O que eu mais aprecio é quando meus poucos, mas extremamente qualificados e até então fiéis leitores fazem a seguinte observação: se você escrever sobre futebol não leio mais a tua coluna!
Pedindo desde já escusas ousarei contrariá-los, pela simples razão de que tenho certeza que vocês nunca me abandonarão.
Dedico esta coluna a todos os observadores de plantão: Heloison Guarezi, Tobias Franciscon, Syrio Abrão, Sinclair Júnior, entre tantos outros.
ISSO É SÓ O FIM!
No desafiador momento de ter que enfrentar duas bombas de efeito sistemático e devastador, qual sejam, o time do Internacional e o governo Yeda, busco ar para conseguir sobreviver.

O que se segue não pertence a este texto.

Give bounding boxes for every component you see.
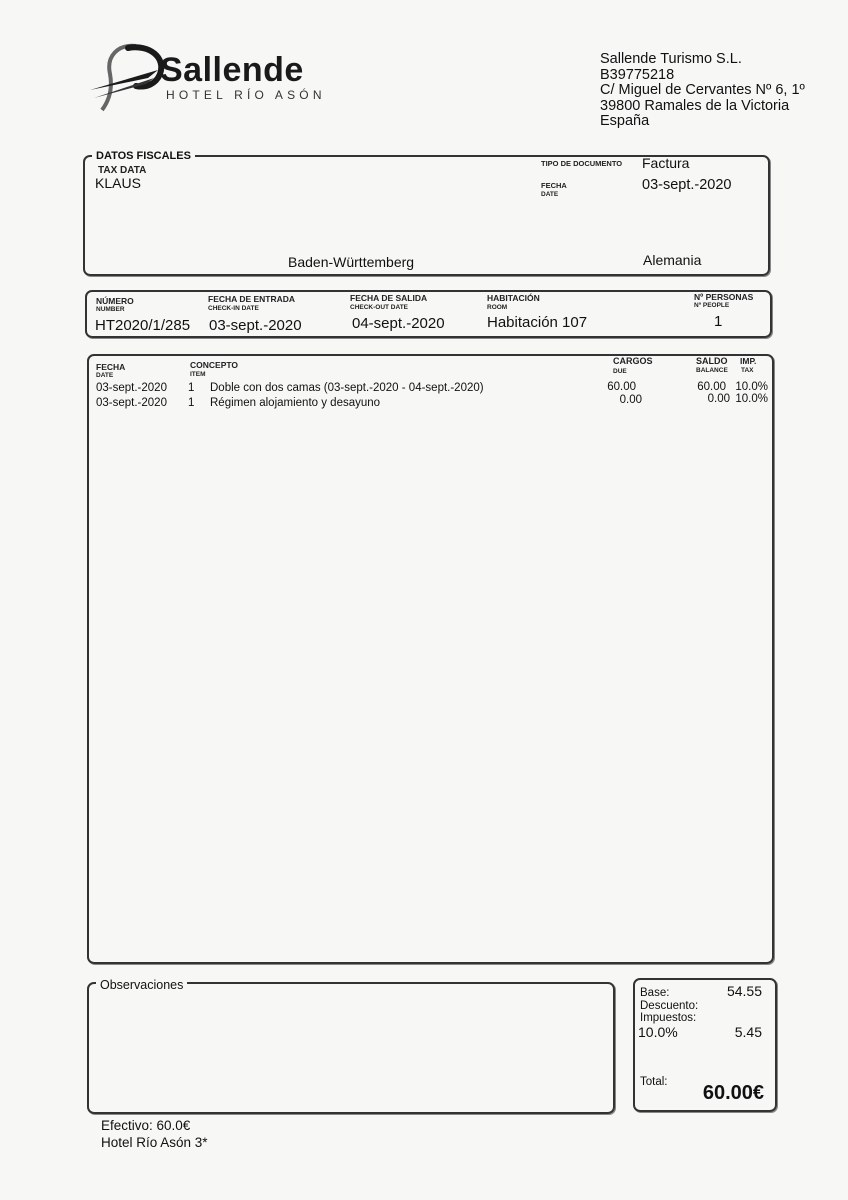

Quanto ao Glorioso espero serenidade aliada as atitudes devidas, especialmente para combater a hibernação que assola até os pilares do Beira-Rio. Ao contrário, mantida a fala mansa e o marasmo, ficaremos no estacionamento junto aos porões da tabela classificação, o que, certamente, não faz parte da nossa história. Mas, acredito em mudanças, simples, estratégicas e por isso eficazes, retornando o Celeiro de Asses ao seu lugar de direito.
Já no que diz respeito ao governo de nosso Estado tudo é tragédia, aliás, desde antes da posse da senhora Yeda. Não consigo entender, e perdoe-me a ignorância, o amadorismo do senhor Chefe de Gabinete. Até entendo que falava de “peito aberto”, “desarmado”, mas um “macaco velho” da política, sabendo com quem estava falando, deveria sim se precaver, ao menos, para evitar a emboscada.
Agora, os fatos são claros como um lindo dia de verão. Não haverá retorno e a dispensa dos seus préstimos articulatórios, e dos demais que “viajaram” junto, são ações inevitavelmente necessárias. A vida política do deputado Busatto, que estava até pouco tempo quieto junto ao prefeito Fogaça, chega muito perto do fim.
Quanto ao iniciante no meio, o senhor Vice-Governador, teve uma lamentável atitude. Não é digno, senhores e senhoras, trair seus pares. Não estando satisfeito com a situação, deveria buscar uma solução articuladamente política, sem que para isso tomasse atitudes comezinhas, incompatíveis especialmente com a posição que ocupa.
Não se está, absolutamente, afirmando que os fatos deveriam ser escondidos, mas, convenhamos quem já esteve no núcleo do poder, e outros mesmo na periferia, têm o pleno conhecimento de como “as coisas funcionam”. Não foi dito nenhuma novidade. A forma como tudo veio a público é nefasta, especialmente quando apresentada por quem faz sim parte do time.
Confesso que nunca tinha visto nada parecido, um gol contra de quem não consegue chutar! O paradoxo é exatamente o sentimento de milhares de eleitores que depositaram suas fichas na Governadora, que como outrora, não consegue sequer administrar a cozinha da própria casa.
Ah, eu não depositei minhas fichas nesta máquina caça níquel!